The first time I ever held a baby, I knew immediately: I am going to have one of these someday. This thought was somehow preposterous, given that I was around 11 at the time. But as I cradled my brand-new infant cousin (while sitting down, of course, given that I absolutely should not have been trusted to protect her soft head on my own two feet) and listened to my dad’s girlfriend exchange postpartum chitchat with my aunt—”Is she sleeping?” “Are you sleeping?”—I knew I eventually wanted in on this funny little sorority of maternal wisdom that, as an only child, I’d never previously known existed.
My more-than-passing interest in babies only grew as I got older; not only did I get birth doula-certified as part of a requirement for a Reproductive Justice seminar I took in college (no, I don’t know how to deliver your baby, but yes, I would be great at passing the time by facilitating conversation about the Kardashians in the delivery room), but I spent most of my undergrad summers nannying for the same Brooklyn family.
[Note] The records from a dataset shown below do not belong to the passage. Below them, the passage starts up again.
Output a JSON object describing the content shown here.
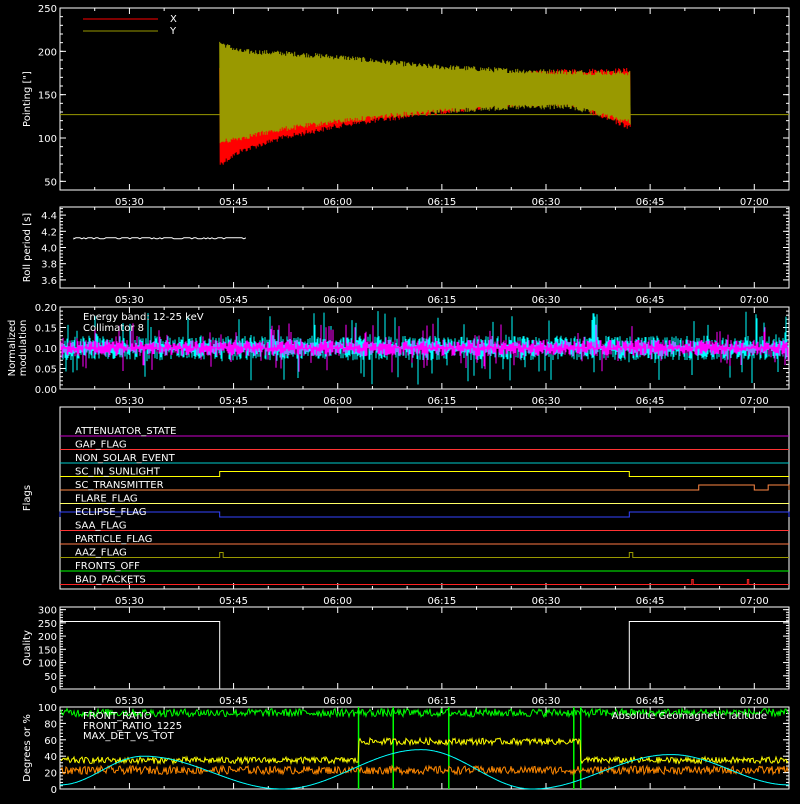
{
  "chart_data": [
    {
      "id": "pointing",
      "type": "line",
      "ylabel": "Pointing [\"]",
      "ylim": [
        40,
        250
      ],
      "yticks": [
        50,
        100,
        150,
        200,
        250
      ],
      "xlim": [
        "05:20",
        "07:05"
      ],
      "xticks": [
        "05:30",
        "05:45",
        "06:00",
        "06:15",
        "06:30",
        "06:45",
        "07:00"
      ],
      "legend": [
        {
          "name": "X",
          "color": "#ff0000"
        },
        {
          "name": "Y",
          "color": "#999900"
        }
      ],
      "series": [
        {
          "name": "X",
          "color": "#ff0000",
          "segments": [
            {
              "t_start": "05:43",
              "t_end": "06:42",
              "upper": [
                [
                  0,
                  180
                ],
                [
                  0.05,
                  178
                ],
                [
                  0.15,
                  175
                ],
                [
                  0.3,
                  172
                ],
                [
                  0.5,
                  170
                ],
                [
                  0.7,
                  173
                ],
                [
                  0.85,
                  177
                ],
                [
                  1,
                  178
                ]
              ],
              "lower": [
                [
                  0,
                  70
                ],
                [
                  0.05,
                  85
                ],
                [
                  0.15,
                  100
                ],
                [
                  0.3,
                  115
                ],
                [
                  0.5,
                  128
                ],
                [
                  0.7,
                  138
                ],
                [
                  0.85,
                  140
                ],
                [
                  1,
                  112
                ]
              ]
            }
          ]
        },
        {
          "name": "Y",
          "color": "#999900",
          "segments": [
            {
              "t_start": "05:43",
              "t_end": "06:42",
              "upper": [
                [
                  0,
                  210
                ],
                [
                  0.05,
                  200
                ],
                [
                  0.15,
                  198
                ],
                [
                  0.3,
                  193
                ],
                [
                  0.5,
                  183
                ],
                [
                  0.7,
                  178
                ],
                [
                  0.85,
                  176
                ],
                [
                  1,
                  175
                ]
              ],
              "lower": [
                [
                  0,
                  95
                ],
                [
                  0.05,
                  100
                ],
                [
                  0.15,
                  110
                ],
                [
                  0.3,
                  120
                ],
                [
                  0.5,
                  130
                ],
                [
                  0.7,
                  135
                ],
                [
                  0.85,
                  136
                ],
                [
                  1,
                  118
                ]
              ]
            }
          ]
        }
      ],
      "baseline": {
        "value": 127,
        "color": "#999900"
      }
    },
    {
      "id": "roll",
      "type": "line",
      "ylabel": "Roll period [s]",
      "ylim": [
        3.5,
        4.5
      ],
      "yticks": [
        "3.6",
        "3.8",
        "4.0",
        "4.2",
        "4.4"
      ],
      "xlim": [
        "05:20",
        "07:05"
      ],
      "xticks": [
        "05:30",
        "05:45",
        "06:00",
        "06:15",
        "06:30",
        "06:45",
        "07:00"
      ],
      "series": [
        {
          "name": "",
          "color": "#ffffff",
          "x": [
            "05:20",
            "05:47",
            "07:05"
          ],
          "y": [
            4.12,
            4.11,
            4.11
          ]
        }
      ]
    },
    {
      "id": "modulation",
      "type": "line",
      "ylabel": "Normalized modulation",
      "ylabel_lines": [
        "Normalized",
        "modulation"
      ],
      "ylim": [
        0,
        0.2
      ],
      "yticks": [
        "0.00",
        "0.05",
        "0.10",
        "0.15",
        "0.20"
      ],
      "xlim": [
        "05:20",
        "07:05"
      ],
      "xticks": [
        "05:30",
        "05:45",
        "06:00",
        "06:15",
        "06:30",
        "06:45",
        "07:00"
      ],
      "annotations": [
        "Energy band: 12-25 keV",
        "Collimator 8"
      ],
      "series": [
        {
          "name": "Collimator 8",
          "color": "#00ffff",
          "mean": 0.1,
          "spread": 0.03
        },
        {
          "name": "",
          "color": "#ff00ff",
          "mean": 0.1,
          "spread": 0.02
        }
      ]
    },
    {
      "id": "flags",
      "type": "line",
      "ylabel": "Flags",
      "xlim": [
        "05:20",
        "07:05"
      ],
      "xticks": [
        "05:30",
        "05:45",
        "06:00",
        "06:15",
        "06:30",
        "06:45",
        "07:00"
      ],
      "flags": [
        {
          "name": "ATTENUATOR_STATE",
          "color": "#cc00cc",
          "steps": []
        },
        {
          "name": "GAP_FLAG",
          "color": "#ff3333",
          "steps": []
        },
        {
          "name": "NON_SOLAR_EVENT",
          "color": "#00cccc",
          "steps": []
        },
        {
          "name": "SC_IN_SUNLIGHT",
          "color": "#ffff00",
          "steps": [
            [
              "05:43",
              "06:42"
            ]
          ]
        },
        {
          "name": "SC_TRANSMITTER",
          "color": "#ff8844",
          "steps": [
            [
              "06:52",
              "07:00"
            ],
            [
              "07:02",
              "07:05"
            ]
          ]
        },
        {
          "name": "FLARE_FLAG",
          "color": "#ffff66",
          "steps": []
        },
        {
          "name": "ECLIPSE_FLAG",
          "color": "#3344ff",
          "steps": [
            [
              "05:20",
              "05:43"
            ],
            [
              "06:42",
              "07:05"
            ]
          ]
        },
        {
          "name": "SAA_FLAG",
          "color": "#ff3333",
          "steps": []
        },
        {
          "name": "PARTICLE_FLAG",
          "color": "#ff7744",
          "steps": []
        },
        {
          "name": "AAZ_FLAG",
          "color": "#999900",
          "steps": [
            [
              "05:43",
              "05:43.5"
            ],
            [
              "06:42",
              "06:42.5"
            ]
          ]
        },
        {
          "name": "FRONTS_OFF",
          "color": "#00ff00",
          "steps": []
        },
        {
          "name": "BAD_PACKETS",
          "color": "#ff2222",
          "steps": [
            [
              "06:51",
              "06:51.2"
            ],
            [
              "06:59",
              "06:59.2"
            ]
          ]
        }
      ]
    },
    {
      "id": "quality",
      "type": "line",
      "ylabel": "Quality",
      "ylim": [
        0,
        310
      ],
      "yticks": [
        "0",
        "50",
        "100",
        "150",
        "200",
        "250",
        "300"
      ],
      "xlim": [
        "05:20",
        "07:05"
      ],
      "xticks": [
        "05:30",
        "05:45",
        "06:00",
        "06:15",
        "06:30",
        "06:45",
        "07:00"
      ],
      "series": [
        {
          "name": "",
          "color": "#ffffff",
          "x": [
            "05:20",
            "05:43",
            "05:43",
            "06:42",
            "06:42",
            "07:05"
          ],
          "y": [
            255,
            255,
            0,
            0,
            255,
            255
          ]
        }
      ]
    },
    {
      "id": "ratios",
      "type": "line",
      "ylabel": "Degrees or %",
      "ylim": [
        0,
        100
      ],
      "yticks": [
        "0",
        "20",
        "40",
        "60",
        "80",
        "100"
      ],
      "xlim": [
        "05:20",
        "07:05"
      ],
      "legend": [
        {
          "name": "FRONT_RATIO",
          "color": "#00ff00"
        },
        {
          "name": "FRONT_RATIO_1225",
          "color": "#ffff00"
        },
        {
          "name": "MAX_DET_VS_TOT",
          "color": "#ff8800"
        }
      ],
      "right_label": {
        "text": "Absolute Geomagnetic latitude",
        "color": "#00ffff"
      },
      "vlines": [
        "06:03",
        "06:08",
        "06:16",
        "06:34",
        "06:35"
      ],
      "series": [
        {
          "name": "FRONT_RATIO",
          "color": "#00ff00",
          "mean": 93,
          "spread": 5
        },
        {
          "name": "FRONT_RATIO_1225",
          "color": "#ffff00",
          "mean": 35,
          "spread": 4,
          "plateau": {
            "from": "06:03",
            "to": "06:35",
            "value": 58
          }
        },
        {
          "name": "MAX_DET_VS_TOT",
          "color": "#ff8800",
          "mean": 23,
          "spread": 5
        },
        {
          "name": "Absolute Geomagnetic latitude",
          "color": "#00ffff",
          "x": [
            "05:20",
            "05:32",
            "05:52",
            "06:12",
            "06:28",
            "06:48",
            "07:05"
          ],
          "y": [
            5,
            40,
            0,
            48,
            0,
            42,
            5
          ]
        }
      ]
    }
  ]
}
This family had one son at the time, a cheerful little cherub of a nine-month-old when I met him who somehow turned two, then three, then almost four by the time I graduated, and I’m still in awe at his mom’s extremely unfussy way with him.
I barely had any infant experience when I started, yet instead of taking one look at my clunky Doc Martens and tattered Goodwill witch dresses and showing me the door, the baby’s mom encouraged me to take her son anywhere I pleased, from the Coney Island Aquarium to the Bareburger on Court Street. I would buckle him into the Snugli, fill a tote bag with diapers and puffed cereal, and we’d be off, him squealing with joy every time we passed a garbage truck and me vowing to be exactly this kind of loving yet chill mother someday when—not “if”—I had kids.
I kept nannying on and off after college, and the more chaotic and unstable my personal life was, the more sure I was of my dream of motherhood. Having never had a serious relationship, it was weirdly easier to picture myself as a someday-single mom than to imagine sharing the responsibility of having a kid with any of the various fuckboys, ghosting-prone girls, and nonbinary commitment-avoiders I dated in my 20s. “I want a kid by the time I’m 35,” I would proudly declare to anyone who asked throughout the years, even referencing my sureness about my desire to parent in my memoir. I would read books by the likes of Sheila Heti, Michelle Tea, and Meaghan O’Connell about ambivalence toward parenthood and feel drawn to their honesty, yet unable to recognize myself. I might not have known how I’d conceive, who I’d parent with, or how I’d pay for literally any of it, but I knew parenting was for me. Until…it maybe wasn’t?